What a crazy story!:

“Act naturally,” the Russians tell their espionage trainees before dispatching them to America.

Boy, did she.

Anna Chapman cut a wide swath in New York even before her arrest on charges of spying for Mother Russia, judging by the sultry shots and videos suddenly popping up everywhere, starting with her own Facebook page.

Now, thanks to her penchant for seductive poses, she’s an international star. You’d hardly know her real pose, according to U.S. officials, was deadly serious: seducing government officials and businessmen into providing state secrets.

That would be treason for an American, punishable by death. Chapman, a Russian, faces only five years in prison for her espionage-related charges.

Even the lurid New York Post, though, caught the whiff of danger in Chapman's gambit.
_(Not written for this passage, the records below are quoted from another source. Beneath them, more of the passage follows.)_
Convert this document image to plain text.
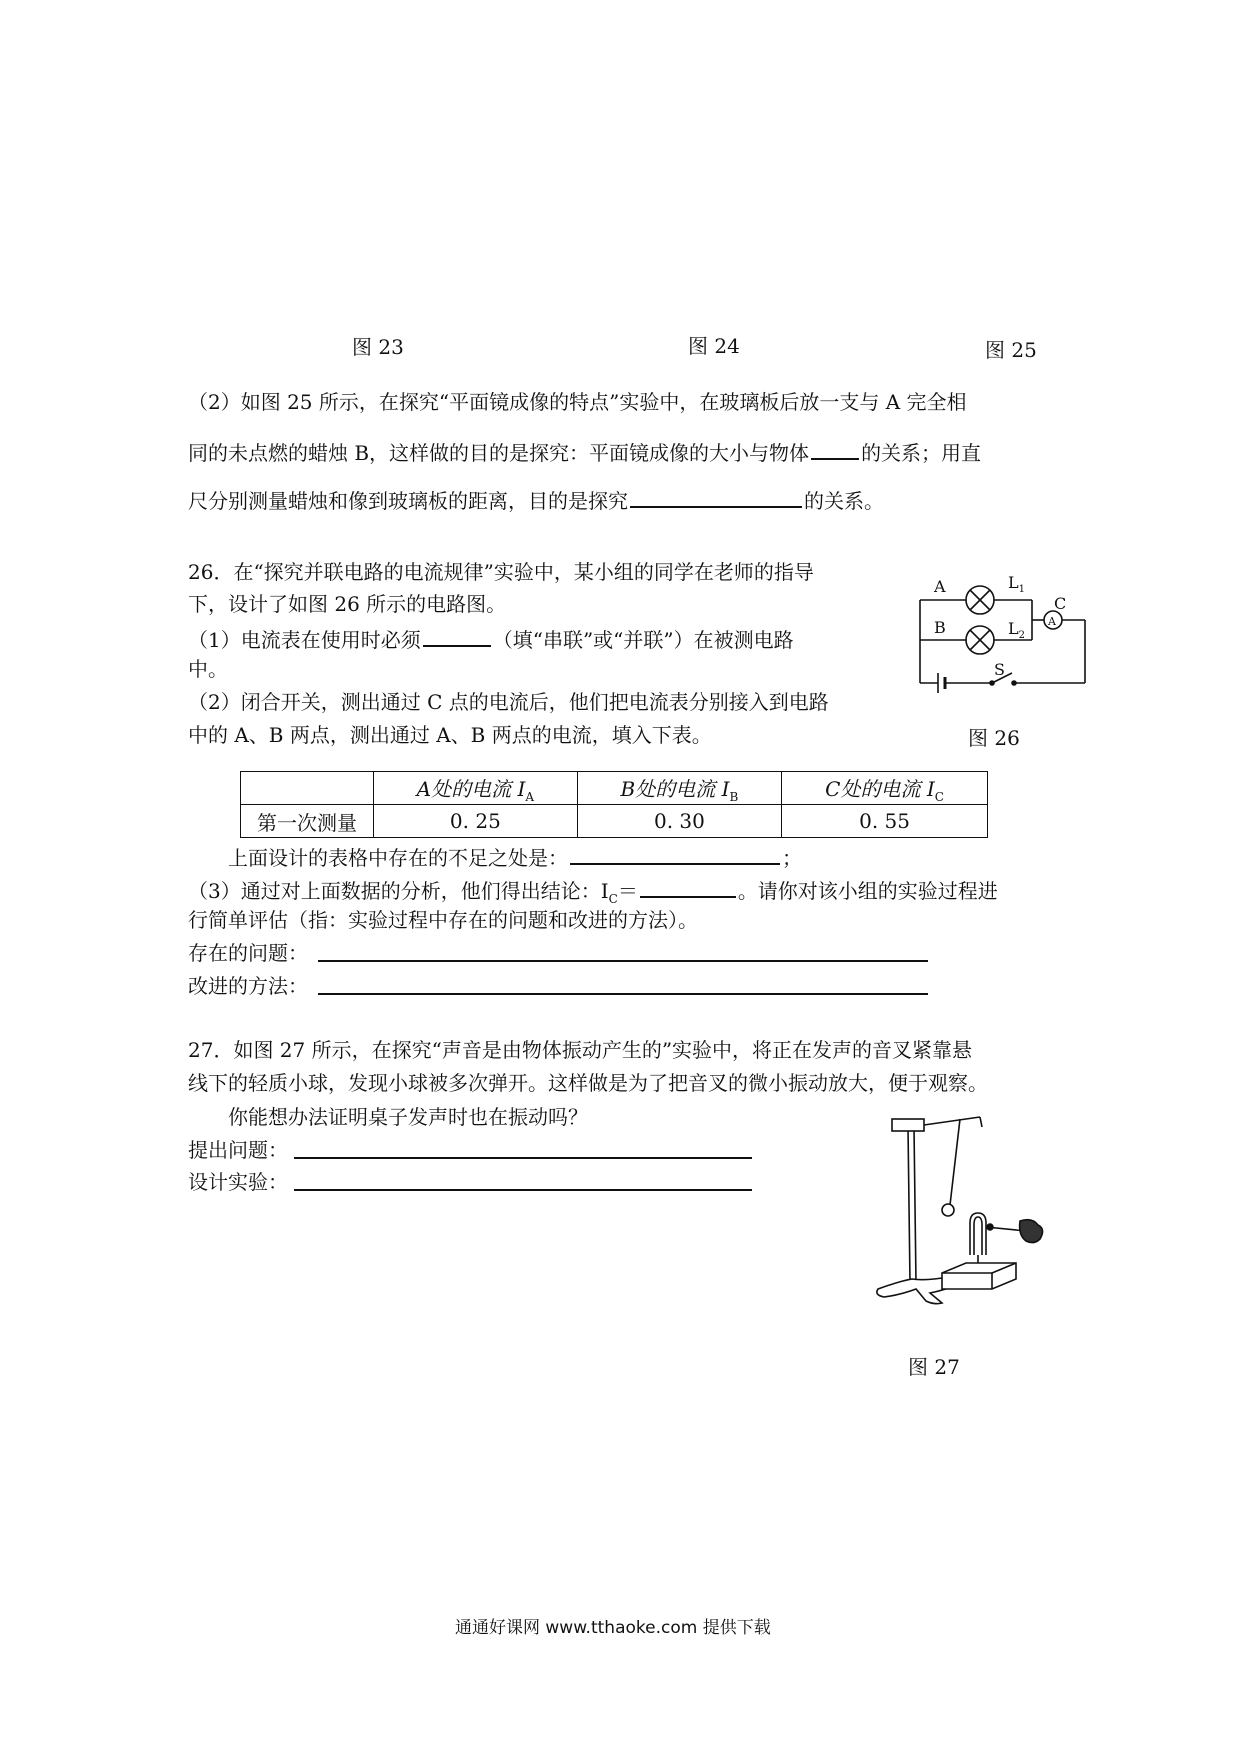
图 23	图 24	图 25
（2）如图 25 所示，在探究“平面镜成像的特点”实验中，在玻璃板后放一支与 A 完全相
同的未点燃的蜡烛 B，这样做的目的是探究：平面镜成像的大小与物体	的关系；用直
尺分别测量蜡烛和像到玻璃板的距离，目的是探究	的关系。
26．在“探究并联电路的电流规律”实验中，某小组的同学在老师的指导
下，设计了如图 26 所示的电路图。
（1）电流表在使用时必须	（填“串联”或“并联”）在被测电路
中。
（2）闭合开关，测出通过 C 点的电流后，他们把电流表分别接入到电路
中的 A、B 两点，测出通过 A、B 两点的电流，填入下表。
A
B
$L_1$
$L_2$
C
A
S
图 26
	A处的电流 $I_A$	B处的电流 $I_B$	C处的电流 $I_C$
第一次测量	0. 25	0. 30	0. 55
上面设计的表格中存在的不足之处是：	；
（3）通过对上面数据的分析，他们得出结论：$I_C=$	。请你对该小组的实验过程进
行简单评估（指：实验过程中存在的问题和改进的方法）。
存在的问题：
改进的方法：
27．如图 27 所示，在探究“声音是由物体振动产生的”实验中，将正在发声的音叉紧靠悬
线下的轻质小球，发现小球被多次弹开。这样做是为了把音叉的微小振动放大，便于观察。
你能想办法证明桌子发声时也在振动吗？
提出问题：
设计实验：
图 27
通通好课网 www.tthaoke.com 提供下载
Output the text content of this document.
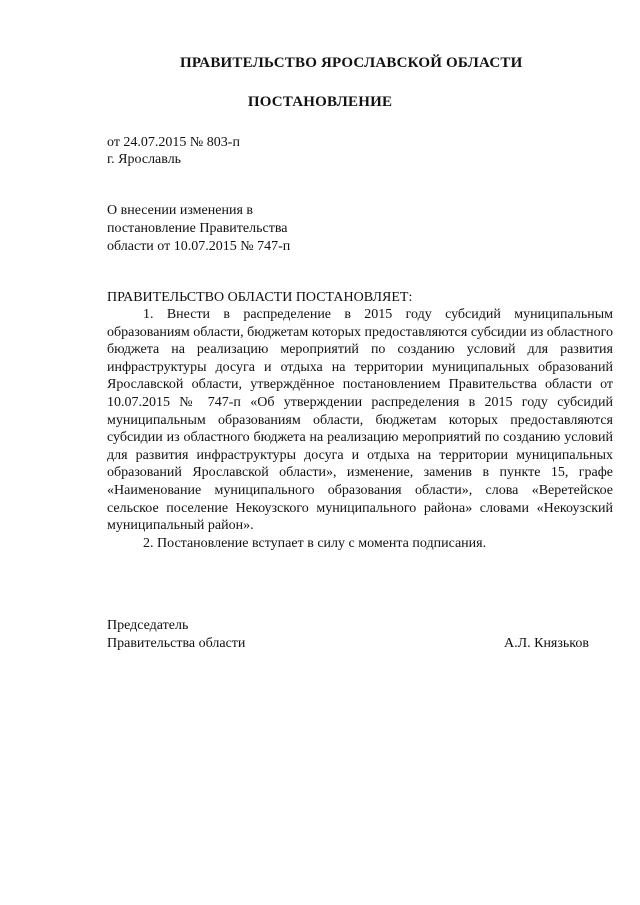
ПРАВИТЕЛЬСТВО ЯРОСЛАВСКОЙ ОБЛАСТИ
ПОСТАНОВЛЕНИЕ
от 24.07.2015 № 803-п
г. Ярославль
О внесении изменения в
постановление Правительства
области от 10.07.2015 № 747-п
ПРАВИТЕЛЬСТВО ОБЛАСТИ ПОСТАНОВЛЯЕТ:

1. Внести в распределение в 2015 году субсидий муниципальным образованиям области, бюджетам которых предоставляются субсидии из областного бюджета на реализацию мероприятий по созданию условий для развития инфраструктуры досуга и отдыха на территории муниципальных образований Ярославской области, утверждённое постановлением Правительства области от 10.07.2015 № 747-п «Об утверждении распределения в 2015 году субсидий муниципальным образованиям области, бюджетам которых предоставляются субсидии из областного бюджета на реализацию мероприятий по созданию условий для развития инфраструктуры досуга и отдыха на территории муниципальных образований Ярославской области», изменение, заменив в пункте 15, графе «Наименование муниципального образования области», слова «Веретейское сельское поселение Некоузского муниципального района» словами «Некоузский муниципальный район».

2. Постановление вступает в силу с момента подписания.

Председатель
Правительства области	А.Л. Князьков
“Spy ring’s ‘femme fatale’” the tabloid's front page screamed. “Red hot beauty snared in Russian ‘espionage’ shock.”

“The Soho Spy,” ABC News called her. “Stunning Anna Chapman Accused in Russia Spy Ring.”

Stunning indeed. The San Francisco Chronicle's Web site ran a headline a carny barker would approve of: “Check Out Alleged Russian Spy Anna Chapman's Facebook Glamor Shots.”

Of course, she was already on You Tube. A dozen videos appeared seemingly out of nowhere, some of them short and shaky jobs apparently shot by anonymous “friends.”

But in another, professional video, whose origin is still unclear, Chapman gives an interview in Russian to an unidentified journalist. In it, she talks about how much easier it is to make business connections in New York than Moscow.

“It’s very easy here,” she says.

Her profile on LinkedIn, the social and business networking site, was less lurid but no less seductive.

She lists herself as the chief executive officer of PropertyFinder Ltd., a Manhattan real estate firm.

“Love launching innovative high-tech start-ups and building passionate teams to bring value into market!” she writes, under a professional-looking photo only slightly less lurid than the New York Post’s.

As the Chronicle urged, people were no doubt checking out Chapman's photos in droves -- the clicks for the New York Post’s alone were mounting hourly by the hundreds.